Por tanto, tampoco es conveniente empujarlos a subir a los árboles o a hacer equilibrios sobre una barra. Lo importante es dejarlos explorar el medio y acompañarlos en sus inquietudes, a unos les dará por trepar, a otros por cavar, construir o hacer ramos de flores…
Tal y como reza un principio esencial de Andolina, el aprendizaje genuino surge de satisfacer las propias inquietudes al ritmo al que aparecen, sin reprimirlas ni imponerlas. Así que no nos andemos por las ramas (o sí): si los niños quieren trepar, acompañémoslos cuando son pequeños, seamos su inicial red de seguridad en las situaciones mas audaces y dejemos que aprendan a valorar el riesgo de sus movimientos, de forma autónoma, porque así estaremos contribuyendo a su pleno desarrollo.
«Nada hay en el niño más que su cuerpo como expresión de su psiquismo», Henri Wallon (psicólogo francés, 1879-1962).
Referencias:
- Desarrollo. Derecho al rasguño, V. Ahne en Mente y Cerebro, nº59 – 2013, págs. 10-15.

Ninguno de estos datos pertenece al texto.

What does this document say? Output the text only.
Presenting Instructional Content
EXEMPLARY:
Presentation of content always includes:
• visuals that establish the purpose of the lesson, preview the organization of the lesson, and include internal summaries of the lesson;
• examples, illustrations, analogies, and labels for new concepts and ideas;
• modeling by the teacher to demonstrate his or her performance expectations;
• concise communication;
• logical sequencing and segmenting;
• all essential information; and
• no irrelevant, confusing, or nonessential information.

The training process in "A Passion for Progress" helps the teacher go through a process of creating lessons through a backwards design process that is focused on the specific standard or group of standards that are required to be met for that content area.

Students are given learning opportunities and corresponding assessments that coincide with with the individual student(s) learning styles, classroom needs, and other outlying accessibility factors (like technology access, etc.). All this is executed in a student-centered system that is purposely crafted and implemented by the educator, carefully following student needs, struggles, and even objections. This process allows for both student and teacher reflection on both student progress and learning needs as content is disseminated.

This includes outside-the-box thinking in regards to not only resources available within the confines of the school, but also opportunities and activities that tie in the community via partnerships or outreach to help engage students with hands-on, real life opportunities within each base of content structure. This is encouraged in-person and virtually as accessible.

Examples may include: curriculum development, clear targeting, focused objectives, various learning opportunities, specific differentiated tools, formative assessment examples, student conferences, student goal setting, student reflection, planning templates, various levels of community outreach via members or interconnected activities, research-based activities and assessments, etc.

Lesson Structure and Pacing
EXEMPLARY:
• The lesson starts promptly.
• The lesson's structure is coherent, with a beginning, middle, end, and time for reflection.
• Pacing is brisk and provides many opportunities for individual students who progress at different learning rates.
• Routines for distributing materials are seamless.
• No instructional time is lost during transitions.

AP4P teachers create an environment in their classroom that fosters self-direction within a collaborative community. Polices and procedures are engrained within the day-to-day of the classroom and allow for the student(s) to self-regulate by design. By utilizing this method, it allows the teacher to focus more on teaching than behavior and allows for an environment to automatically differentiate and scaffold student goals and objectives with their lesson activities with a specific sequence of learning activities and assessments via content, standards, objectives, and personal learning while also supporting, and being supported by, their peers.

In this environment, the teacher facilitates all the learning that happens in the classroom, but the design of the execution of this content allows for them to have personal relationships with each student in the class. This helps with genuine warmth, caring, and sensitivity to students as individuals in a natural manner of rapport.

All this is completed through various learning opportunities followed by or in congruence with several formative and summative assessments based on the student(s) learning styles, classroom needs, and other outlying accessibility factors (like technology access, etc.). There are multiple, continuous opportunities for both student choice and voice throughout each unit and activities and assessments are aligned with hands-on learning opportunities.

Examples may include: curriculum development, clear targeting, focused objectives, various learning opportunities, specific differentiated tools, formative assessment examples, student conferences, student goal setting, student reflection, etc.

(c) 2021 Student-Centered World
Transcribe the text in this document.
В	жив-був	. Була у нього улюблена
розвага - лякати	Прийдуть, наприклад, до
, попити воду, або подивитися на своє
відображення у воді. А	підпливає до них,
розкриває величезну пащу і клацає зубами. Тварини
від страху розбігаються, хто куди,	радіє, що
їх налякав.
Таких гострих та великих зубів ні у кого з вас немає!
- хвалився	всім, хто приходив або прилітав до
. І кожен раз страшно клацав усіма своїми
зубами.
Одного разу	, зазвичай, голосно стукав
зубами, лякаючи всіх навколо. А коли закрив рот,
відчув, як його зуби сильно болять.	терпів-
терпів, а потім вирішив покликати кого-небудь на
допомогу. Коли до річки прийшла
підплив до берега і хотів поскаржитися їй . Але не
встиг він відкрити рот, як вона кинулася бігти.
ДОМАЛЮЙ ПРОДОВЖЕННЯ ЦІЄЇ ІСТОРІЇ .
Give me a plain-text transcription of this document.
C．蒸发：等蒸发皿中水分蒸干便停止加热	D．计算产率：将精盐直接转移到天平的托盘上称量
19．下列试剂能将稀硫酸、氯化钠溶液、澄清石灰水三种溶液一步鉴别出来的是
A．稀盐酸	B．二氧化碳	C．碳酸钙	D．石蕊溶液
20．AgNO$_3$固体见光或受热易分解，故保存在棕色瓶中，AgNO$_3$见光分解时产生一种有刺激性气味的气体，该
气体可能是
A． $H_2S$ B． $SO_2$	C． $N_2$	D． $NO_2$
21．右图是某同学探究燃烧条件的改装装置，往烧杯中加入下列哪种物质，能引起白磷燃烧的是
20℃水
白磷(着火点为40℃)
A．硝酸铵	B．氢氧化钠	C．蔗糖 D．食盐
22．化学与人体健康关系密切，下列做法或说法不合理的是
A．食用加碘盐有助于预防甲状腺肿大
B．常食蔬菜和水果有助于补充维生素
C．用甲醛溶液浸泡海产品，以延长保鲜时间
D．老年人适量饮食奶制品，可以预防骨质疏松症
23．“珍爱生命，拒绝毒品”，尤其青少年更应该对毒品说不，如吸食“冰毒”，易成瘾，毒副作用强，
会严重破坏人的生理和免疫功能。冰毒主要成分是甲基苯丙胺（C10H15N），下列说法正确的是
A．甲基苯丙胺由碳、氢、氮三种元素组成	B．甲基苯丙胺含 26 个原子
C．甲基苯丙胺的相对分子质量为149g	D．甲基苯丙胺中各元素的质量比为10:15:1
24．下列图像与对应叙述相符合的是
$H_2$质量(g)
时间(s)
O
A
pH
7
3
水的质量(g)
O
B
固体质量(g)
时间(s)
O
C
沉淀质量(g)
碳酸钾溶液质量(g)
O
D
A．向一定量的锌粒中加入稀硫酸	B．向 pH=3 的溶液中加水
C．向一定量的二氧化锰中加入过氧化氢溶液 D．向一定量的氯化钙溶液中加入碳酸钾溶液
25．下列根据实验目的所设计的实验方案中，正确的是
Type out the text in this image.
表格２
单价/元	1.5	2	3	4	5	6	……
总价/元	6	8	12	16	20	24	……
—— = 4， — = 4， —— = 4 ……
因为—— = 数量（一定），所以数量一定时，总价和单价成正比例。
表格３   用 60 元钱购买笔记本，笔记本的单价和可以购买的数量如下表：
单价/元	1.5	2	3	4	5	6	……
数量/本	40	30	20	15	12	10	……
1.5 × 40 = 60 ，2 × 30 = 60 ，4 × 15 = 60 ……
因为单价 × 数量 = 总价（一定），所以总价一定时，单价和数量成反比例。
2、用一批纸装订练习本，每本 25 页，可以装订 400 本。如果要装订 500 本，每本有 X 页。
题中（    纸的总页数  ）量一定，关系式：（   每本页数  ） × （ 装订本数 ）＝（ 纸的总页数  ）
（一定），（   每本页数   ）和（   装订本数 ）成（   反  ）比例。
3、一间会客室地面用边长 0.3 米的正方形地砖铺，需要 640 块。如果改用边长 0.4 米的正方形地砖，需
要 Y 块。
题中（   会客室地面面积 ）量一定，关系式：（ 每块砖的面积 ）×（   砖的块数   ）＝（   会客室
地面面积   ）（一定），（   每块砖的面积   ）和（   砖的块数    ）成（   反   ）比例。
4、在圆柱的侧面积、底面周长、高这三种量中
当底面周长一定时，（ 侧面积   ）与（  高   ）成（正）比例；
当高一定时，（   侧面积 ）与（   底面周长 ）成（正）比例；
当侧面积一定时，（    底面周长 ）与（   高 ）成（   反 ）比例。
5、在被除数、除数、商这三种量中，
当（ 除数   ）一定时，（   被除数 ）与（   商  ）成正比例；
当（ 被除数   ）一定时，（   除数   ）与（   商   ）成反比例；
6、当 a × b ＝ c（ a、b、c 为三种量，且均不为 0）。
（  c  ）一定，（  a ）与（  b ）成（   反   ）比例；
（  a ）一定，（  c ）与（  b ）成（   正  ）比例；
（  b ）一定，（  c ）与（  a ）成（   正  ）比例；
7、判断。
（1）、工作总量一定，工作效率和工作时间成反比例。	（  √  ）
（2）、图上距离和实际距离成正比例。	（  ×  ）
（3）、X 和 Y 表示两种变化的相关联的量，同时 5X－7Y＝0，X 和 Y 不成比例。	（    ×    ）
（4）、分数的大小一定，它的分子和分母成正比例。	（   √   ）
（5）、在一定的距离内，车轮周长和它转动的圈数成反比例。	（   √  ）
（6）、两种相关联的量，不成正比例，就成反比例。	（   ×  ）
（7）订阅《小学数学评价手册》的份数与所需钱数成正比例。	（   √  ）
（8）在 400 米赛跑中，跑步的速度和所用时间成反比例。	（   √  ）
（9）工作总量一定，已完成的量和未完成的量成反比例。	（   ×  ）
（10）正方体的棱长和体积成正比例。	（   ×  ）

- Relationship between parents’ beliefs and their responses to children’s risk-taking behaviour during outdoor play. H. Little en Journal of Early Childhood Research, vol. 8, págs. 315-330, 2010.
- Children’s risky play from an evolutionary perspective: The anti-phobic effects of thrilling experiences. E. Sandseter y L. Kennair en Evolutionary Psychology, vol. 9, págs. 257-284, 2011
Ay, los niños y las niñas…esos pequeños y grandes maestros. Totalmente deacuerdo con lo vertido aqui, pero a mi me llega mas la pregunta o planteamiento del adulto presente en esas ramas, en como habrá sido su infancia, en hasta que punto se le habra permitido trepar, explorar…y hasta que punto ese niño interior que convive en su interior esta dispuesto a soltar al que cuida fuera…Que importante en la presencia en estos aprendizajes..Gracias por hacerme reflexionar. un abrazo
Interesantísimo artículo, muchas gracias.